The user pastes a run URL or "PR #N is failing — why?".

When NOT to invoke

For broad "what's failing across the org?" — use /status instead.
For application-level test failures (the playbook is CI-infra-specific, not e.g. pytest failures).
Before reading the actual log — don't speculate.

Adding patterns

When a novel CI failure surfaces (the UNMATCHED report fires), add a row to the table above:

Signature: the unique-enough log line / metadata combination. Must be falsifiable.
Memory ref: name the memory file you wrote with the full incident write-up.
Proposed fix: the EXACT command line. No prose, no "you might want to". The skill produces commands the user runs; ambiguity defeats the purpose.

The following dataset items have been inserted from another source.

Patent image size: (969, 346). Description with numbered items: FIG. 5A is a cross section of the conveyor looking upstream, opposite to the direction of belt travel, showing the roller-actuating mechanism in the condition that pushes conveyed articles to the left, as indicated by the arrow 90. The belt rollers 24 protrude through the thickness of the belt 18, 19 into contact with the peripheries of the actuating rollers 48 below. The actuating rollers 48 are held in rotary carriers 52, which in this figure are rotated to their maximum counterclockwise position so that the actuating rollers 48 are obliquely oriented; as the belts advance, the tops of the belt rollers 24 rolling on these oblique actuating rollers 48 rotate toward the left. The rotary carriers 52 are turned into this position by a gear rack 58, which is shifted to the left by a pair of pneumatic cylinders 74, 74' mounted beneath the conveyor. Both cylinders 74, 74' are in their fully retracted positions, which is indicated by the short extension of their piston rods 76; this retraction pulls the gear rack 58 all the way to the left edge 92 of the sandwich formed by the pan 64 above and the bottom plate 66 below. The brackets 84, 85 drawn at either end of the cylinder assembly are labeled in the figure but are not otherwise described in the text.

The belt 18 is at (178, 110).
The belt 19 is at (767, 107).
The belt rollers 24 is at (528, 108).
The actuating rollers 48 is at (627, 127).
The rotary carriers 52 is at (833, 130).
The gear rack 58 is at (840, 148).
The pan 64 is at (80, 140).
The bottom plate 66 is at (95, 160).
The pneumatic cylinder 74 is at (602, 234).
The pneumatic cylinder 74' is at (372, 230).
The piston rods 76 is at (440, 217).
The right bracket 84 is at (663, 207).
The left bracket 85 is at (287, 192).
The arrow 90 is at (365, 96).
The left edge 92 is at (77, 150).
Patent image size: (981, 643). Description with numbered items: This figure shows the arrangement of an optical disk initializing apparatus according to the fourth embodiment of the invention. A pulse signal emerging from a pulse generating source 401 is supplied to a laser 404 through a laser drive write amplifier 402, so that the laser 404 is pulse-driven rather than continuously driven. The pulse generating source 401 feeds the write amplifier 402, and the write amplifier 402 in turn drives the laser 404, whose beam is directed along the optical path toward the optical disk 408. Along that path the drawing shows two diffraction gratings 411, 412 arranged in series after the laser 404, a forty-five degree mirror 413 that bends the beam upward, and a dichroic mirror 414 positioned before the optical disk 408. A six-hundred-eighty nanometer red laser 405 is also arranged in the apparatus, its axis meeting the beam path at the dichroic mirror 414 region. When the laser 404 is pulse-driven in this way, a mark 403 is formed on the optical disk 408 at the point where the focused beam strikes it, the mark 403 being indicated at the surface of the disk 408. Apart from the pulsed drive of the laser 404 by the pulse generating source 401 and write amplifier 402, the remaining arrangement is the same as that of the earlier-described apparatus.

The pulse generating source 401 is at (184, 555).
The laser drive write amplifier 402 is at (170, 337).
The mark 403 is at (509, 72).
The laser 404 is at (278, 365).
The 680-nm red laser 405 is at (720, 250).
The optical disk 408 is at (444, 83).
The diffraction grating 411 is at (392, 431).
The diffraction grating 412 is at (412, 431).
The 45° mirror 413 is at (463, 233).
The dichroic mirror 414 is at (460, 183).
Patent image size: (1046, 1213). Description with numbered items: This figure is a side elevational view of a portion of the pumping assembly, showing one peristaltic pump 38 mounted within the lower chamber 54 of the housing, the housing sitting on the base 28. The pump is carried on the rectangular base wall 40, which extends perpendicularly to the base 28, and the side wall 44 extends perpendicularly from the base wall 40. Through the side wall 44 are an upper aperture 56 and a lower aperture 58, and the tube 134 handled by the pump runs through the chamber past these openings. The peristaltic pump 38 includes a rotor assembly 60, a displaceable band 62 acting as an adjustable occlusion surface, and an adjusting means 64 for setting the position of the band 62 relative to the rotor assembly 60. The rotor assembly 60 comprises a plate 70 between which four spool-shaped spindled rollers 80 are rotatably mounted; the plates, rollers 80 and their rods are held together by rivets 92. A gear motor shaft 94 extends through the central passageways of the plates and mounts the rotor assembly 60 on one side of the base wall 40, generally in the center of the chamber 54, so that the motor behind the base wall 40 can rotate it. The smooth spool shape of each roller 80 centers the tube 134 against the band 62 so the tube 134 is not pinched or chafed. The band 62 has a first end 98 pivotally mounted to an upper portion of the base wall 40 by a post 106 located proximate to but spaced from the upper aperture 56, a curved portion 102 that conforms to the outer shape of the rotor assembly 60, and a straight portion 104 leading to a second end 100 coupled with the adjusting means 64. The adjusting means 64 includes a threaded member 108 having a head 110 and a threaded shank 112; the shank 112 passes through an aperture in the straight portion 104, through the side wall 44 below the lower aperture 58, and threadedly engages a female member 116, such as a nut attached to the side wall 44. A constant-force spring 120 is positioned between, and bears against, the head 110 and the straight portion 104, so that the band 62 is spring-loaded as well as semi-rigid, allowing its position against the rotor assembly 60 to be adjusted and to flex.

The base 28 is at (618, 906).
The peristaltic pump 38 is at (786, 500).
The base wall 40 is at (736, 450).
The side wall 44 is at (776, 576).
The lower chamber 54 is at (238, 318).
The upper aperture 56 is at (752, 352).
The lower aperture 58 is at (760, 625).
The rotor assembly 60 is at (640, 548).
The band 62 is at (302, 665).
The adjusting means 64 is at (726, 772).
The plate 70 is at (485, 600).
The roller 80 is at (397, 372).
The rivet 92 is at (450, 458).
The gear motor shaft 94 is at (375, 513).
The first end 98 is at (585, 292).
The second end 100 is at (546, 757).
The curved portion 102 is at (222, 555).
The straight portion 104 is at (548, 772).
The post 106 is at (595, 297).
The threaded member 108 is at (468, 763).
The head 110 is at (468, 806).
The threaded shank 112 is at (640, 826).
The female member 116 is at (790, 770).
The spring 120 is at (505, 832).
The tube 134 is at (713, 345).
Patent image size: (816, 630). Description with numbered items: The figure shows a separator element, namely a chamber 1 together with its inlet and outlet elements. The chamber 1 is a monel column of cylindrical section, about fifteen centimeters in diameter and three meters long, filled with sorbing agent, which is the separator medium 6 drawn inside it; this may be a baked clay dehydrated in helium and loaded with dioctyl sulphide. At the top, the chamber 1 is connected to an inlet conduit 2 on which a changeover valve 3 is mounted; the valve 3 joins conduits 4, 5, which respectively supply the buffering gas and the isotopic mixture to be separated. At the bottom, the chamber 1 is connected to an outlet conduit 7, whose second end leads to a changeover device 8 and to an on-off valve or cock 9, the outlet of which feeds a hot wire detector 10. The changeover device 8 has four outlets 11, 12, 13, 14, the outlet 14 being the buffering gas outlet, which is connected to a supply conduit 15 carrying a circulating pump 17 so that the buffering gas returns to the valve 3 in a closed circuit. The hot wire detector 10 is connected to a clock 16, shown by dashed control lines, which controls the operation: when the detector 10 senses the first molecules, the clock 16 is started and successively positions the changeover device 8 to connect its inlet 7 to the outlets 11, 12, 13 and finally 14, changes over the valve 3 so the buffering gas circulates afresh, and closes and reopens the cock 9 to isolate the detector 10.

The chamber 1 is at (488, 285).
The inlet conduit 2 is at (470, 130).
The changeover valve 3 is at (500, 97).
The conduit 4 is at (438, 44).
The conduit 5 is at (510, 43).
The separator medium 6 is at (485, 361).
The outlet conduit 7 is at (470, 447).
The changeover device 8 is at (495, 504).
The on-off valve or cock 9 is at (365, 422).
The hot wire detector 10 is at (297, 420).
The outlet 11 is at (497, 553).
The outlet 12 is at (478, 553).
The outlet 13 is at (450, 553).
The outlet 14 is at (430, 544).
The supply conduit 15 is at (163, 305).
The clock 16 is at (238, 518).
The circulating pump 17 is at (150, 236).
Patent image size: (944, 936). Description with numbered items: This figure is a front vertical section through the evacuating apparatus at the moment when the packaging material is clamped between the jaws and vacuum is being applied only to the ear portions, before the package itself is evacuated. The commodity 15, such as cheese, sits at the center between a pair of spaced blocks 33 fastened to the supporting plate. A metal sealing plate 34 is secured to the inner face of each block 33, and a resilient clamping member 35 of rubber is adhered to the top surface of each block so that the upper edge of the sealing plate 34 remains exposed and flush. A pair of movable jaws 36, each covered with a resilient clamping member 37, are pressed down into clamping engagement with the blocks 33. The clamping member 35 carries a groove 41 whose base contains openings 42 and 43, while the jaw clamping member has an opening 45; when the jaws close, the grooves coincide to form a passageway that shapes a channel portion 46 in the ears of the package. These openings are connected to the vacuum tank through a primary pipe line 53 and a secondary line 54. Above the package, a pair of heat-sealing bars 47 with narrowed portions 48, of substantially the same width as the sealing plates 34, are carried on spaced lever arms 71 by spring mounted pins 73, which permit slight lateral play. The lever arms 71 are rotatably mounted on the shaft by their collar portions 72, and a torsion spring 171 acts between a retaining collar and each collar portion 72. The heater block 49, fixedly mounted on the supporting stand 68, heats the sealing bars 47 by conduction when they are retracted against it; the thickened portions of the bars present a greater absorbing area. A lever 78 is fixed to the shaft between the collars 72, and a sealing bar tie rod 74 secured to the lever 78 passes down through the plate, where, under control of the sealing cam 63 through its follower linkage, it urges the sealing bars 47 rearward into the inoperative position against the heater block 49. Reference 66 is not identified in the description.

Commit the SKILL.md change as docs(ci-debug): add pattern #N (<short-name>). The /ork:ci-sentinel workflow picks up new patterns automatically on its next sweep — no separate plumbing needed.

Related Skills

Composes with — /ork:ci-sentinel (the autonomous hourly trigger for this skill against open red PRs).
Anti-pattern — manually re-running gh pr checks and eyeballing the logs across N repos. That's exactly the toil this skill kills.
Upstream — /status for org-wide sweeps that surface WHICH PRs are red; this skill answers WHY.